The increase in NGF protein is slightly decreased but not delayed in IL-1R1 null mutant mice after a penetrating cortical injury. NGF levels were measured by two-site ELISA at 1, 3, or 7 d after injury in wild-type (WT) or IL-1R1 null mice. NGF protein levels were normalized to the level of total protein in each sample. As shown, NGF increased both in wild-type and in the IL-1R1 null mice, reaching a peak at 1 d after injury. The levels in the receptor null mutants were 30% less than those in the wild-type animals; however, this difference was not statistically significant according to Student's t test. The increase in the IL-1R1 null also followed a normal time course.

Fig. 9.

IL-6-type cytokines activate astrocytes independent of IL-1R1 and TNF-αRp55. Adult IL-1R1/TNFα-Rp55 double null mice received an injection of 100 ng of rhCNTF into the neocortex.
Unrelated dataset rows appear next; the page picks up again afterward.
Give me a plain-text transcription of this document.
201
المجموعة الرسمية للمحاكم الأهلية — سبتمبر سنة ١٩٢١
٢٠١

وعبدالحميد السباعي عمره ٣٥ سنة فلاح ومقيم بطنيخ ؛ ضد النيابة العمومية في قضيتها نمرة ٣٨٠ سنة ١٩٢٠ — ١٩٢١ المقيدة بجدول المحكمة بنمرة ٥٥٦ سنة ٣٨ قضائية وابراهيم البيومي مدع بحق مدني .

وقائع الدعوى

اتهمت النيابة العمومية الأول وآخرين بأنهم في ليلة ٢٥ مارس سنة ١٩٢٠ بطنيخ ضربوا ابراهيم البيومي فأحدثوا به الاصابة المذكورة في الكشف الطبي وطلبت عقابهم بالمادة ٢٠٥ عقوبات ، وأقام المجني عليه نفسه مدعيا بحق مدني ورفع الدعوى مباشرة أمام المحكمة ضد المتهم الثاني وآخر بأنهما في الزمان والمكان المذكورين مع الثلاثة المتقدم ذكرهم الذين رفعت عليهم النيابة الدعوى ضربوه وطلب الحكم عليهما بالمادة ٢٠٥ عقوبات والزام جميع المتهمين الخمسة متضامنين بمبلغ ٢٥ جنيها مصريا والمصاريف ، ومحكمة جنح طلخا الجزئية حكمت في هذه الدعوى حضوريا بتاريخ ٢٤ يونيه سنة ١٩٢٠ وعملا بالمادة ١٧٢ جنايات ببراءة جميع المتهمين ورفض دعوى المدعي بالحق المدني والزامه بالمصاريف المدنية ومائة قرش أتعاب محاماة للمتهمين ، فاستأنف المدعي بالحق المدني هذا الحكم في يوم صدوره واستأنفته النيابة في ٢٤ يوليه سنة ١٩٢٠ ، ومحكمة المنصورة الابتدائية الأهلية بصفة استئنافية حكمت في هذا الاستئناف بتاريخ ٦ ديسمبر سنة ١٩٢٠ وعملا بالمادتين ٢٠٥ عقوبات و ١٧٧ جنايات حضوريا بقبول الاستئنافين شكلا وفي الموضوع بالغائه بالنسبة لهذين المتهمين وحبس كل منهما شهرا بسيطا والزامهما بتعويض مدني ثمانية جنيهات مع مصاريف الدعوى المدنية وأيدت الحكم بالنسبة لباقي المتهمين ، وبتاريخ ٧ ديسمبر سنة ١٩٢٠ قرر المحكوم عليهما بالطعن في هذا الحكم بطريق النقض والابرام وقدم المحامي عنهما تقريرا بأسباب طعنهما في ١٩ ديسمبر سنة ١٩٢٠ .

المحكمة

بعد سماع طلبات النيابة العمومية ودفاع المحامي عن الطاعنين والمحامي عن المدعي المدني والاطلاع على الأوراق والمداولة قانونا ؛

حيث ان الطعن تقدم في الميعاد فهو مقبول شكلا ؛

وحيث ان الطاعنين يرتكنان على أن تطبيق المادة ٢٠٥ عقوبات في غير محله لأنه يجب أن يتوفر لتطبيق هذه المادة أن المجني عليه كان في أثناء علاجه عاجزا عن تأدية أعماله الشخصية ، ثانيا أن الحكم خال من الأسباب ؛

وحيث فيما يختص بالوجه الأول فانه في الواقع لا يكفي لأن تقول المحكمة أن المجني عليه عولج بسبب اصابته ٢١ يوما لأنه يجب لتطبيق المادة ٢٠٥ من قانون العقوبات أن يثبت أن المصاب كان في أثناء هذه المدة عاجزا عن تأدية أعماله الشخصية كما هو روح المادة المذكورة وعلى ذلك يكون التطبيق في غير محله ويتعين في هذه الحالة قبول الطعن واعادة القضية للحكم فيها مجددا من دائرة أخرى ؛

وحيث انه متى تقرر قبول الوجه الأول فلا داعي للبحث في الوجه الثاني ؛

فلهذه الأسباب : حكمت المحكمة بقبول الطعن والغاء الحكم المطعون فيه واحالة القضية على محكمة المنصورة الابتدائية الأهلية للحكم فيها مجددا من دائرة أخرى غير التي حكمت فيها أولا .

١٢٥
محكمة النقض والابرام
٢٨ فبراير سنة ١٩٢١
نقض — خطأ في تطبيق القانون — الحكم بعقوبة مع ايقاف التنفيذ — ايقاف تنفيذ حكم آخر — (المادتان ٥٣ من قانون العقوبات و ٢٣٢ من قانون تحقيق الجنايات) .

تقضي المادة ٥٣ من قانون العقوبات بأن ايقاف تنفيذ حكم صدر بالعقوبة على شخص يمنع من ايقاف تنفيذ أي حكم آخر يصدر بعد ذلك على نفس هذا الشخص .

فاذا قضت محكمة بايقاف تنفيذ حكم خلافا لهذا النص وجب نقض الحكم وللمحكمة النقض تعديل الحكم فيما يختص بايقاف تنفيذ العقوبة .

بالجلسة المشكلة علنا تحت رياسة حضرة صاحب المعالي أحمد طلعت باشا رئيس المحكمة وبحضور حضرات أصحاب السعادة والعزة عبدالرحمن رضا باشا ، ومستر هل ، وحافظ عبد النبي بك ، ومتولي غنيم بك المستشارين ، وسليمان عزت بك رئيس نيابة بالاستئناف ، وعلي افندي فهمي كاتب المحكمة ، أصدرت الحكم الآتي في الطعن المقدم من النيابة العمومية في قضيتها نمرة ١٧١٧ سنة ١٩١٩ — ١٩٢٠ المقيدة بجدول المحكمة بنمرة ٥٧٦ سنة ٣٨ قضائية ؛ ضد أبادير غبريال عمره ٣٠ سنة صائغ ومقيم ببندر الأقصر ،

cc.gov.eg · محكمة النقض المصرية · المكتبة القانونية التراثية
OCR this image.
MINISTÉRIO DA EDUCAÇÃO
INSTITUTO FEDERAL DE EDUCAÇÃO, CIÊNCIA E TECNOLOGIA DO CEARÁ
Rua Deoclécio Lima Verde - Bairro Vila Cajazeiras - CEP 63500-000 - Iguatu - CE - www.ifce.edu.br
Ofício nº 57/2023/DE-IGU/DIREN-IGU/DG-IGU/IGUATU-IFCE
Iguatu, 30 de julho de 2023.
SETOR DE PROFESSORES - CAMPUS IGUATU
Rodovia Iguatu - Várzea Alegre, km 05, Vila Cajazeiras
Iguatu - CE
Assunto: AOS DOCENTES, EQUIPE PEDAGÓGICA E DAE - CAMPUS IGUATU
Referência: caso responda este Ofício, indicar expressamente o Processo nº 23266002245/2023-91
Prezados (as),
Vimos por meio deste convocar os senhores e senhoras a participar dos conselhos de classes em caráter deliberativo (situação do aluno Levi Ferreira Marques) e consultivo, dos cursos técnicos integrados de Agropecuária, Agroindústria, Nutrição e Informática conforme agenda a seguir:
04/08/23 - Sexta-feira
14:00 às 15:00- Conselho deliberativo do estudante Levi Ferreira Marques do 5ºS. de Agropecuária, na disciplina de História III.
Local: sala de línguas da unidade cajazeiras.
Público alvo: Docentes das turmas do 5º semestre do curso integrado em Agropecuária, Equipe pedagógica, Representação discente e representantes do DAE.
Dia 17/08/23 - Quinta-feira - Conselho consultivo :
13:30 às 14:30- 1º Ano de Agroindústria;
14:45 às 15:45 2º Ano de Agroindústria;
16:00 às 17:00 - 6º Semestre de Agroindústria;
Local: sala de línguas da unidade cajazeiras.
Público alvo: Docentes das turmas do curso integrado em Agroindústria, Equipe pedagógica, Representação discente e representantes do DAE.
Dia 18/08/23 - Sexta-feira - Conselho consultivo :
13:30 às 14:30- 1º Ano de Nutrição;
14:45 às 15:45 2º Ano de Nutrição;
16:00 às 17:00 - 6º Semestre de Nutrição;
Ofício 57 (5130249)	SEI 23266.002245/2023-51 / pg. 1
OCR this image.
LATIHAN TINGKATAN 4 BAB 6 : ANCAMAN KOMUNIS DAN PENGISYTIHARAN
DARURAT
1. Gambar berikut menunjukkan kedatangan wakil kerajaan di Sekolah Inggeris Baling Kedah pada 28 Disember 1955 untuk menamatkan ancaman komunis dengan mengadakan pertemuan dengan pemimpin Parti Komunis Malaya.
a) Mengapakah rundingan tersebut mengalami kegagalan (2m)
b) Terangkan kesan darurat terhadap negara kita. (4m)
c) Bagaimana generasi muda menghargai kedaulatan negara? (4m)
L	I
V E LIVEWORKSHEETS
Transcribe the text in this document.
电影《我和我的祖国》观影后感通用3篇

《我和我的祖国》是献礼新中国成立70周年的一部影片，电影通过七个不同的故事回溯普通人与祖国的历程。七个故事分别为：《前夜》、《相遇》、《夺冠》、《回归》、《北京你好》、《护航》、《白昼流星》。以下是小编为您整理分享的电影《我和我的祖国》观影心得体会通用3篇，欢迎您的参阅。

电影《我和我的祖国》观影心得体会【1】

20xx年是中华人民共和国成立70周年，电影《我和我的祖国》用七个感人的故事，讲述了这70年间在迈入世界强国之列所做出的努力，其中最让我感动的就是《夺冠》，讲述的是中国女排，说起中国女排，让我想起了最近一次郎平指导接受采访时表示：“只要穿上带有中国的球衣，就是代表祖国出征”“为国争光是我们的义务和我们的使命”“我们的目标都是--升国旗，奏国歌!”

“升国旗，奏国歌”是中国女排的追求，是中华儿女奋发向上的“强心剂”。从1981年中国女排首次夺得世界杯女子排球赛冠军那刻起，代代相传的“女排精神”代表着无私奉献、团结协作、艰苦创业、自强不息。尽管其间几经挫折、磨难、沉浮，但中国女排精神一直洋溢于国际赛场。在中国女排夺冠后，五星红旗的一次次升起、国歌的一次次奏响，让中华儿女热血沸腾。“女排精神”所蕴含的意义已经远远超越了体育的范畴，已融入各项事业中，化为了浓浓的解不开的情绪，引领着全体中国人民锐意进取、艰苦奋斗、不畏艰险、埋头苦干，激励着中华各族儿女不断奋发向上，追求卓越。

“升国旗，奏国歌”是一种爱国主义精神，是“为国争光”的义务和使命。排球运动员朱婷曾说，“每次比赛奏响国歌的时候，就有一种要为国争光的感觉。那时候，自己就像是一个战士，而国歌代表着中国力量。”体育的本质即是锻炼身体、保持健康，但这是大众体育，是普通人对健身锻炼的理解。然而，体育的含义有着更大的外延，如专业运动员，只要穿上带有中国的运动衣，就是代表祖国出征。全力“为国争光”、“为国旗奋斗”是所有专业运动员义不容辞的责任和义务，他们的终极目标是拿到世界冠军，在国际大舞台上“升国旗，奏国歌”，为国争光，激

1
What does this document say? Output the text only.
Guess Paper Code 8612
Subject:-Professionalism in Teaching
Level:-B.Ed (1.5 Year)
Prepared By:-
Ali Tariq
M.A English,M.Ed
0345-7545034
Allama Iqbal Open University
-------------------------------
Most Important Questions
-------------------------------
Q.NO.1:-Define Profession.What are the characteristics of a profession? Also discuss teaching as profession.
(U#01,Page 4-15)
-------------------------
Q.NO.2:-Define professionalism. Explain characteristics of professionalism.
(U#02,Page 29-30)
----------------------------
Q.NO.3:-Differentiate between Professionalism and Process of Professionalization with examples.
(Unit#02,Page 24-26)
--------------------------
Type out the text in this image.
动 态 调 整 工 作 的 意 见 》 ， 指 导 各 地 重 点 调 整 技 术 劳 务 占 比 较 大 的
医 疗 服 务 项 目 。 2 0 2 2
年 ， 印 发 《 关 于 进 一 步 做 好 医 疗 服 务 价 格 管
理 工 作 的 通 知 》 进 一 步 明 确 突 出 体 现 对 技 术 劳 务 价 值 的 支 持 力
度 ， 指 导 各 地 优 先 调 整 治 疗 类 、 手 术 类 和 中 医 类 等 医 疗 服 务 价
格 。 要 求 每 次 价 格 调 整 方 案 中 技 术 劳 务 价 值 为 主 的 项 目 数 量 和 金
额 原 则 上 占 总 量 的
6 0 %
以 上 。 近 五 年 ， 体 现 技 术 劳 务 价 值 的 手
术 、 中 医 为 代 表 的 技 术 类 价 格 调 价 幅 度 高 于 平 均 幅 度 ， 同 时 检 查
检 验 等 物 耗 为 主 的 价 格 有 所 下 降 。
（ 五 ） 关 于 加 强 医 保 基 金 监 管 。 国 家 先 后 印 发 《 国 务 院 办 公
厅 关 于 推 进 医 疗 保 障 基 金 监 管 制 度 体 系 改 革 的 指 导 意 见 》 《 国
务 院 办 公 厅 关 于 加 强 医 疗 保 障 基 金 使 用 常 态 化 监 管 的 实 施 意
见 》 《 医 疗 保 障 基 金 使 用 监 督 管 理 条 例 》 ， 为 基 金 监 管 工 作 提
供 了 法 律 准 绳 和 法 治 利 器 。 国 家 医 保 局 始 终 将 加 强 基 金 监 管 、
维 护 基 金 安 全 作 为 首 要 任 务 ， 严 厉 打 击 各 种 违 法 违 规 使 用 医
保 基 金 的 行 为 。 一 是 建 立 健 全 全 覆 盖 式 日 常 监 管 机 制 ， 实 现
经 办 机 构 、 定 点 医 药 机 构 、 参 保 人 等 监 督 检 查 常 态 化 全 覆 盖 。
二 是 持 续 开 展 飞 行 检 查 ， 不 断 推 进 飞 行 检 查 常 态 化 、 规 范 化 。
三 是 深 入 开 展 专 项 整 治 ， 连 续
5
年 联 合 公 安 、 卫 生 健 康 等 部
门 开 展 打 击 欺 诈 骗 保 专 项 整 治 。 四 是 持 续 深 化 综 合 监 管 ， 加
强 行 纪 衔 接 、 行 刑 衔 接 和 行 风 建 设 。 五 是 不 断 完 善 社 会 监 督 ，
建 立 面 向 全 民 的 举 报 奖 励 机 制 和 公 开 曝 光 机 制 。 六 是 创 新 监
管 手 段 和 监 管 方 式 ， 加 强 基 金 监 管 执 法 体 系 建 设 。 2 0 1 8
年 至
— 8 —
At 48 hr of survival, animals were perfused and processed for ISH with a ³⁵S-labeled antisense probe to GFAP or vimentin (VIM). After hybridization, the slides were exposed to autoradiographic film and exposed for 2 (GFAP) or 5 (vimentin) d. Photographs were taken of the autoradiographic films using bright-field illumination. Hybridization on the contralateral hemisphere, which received heat-inactivated CNTF, was not above basal levels.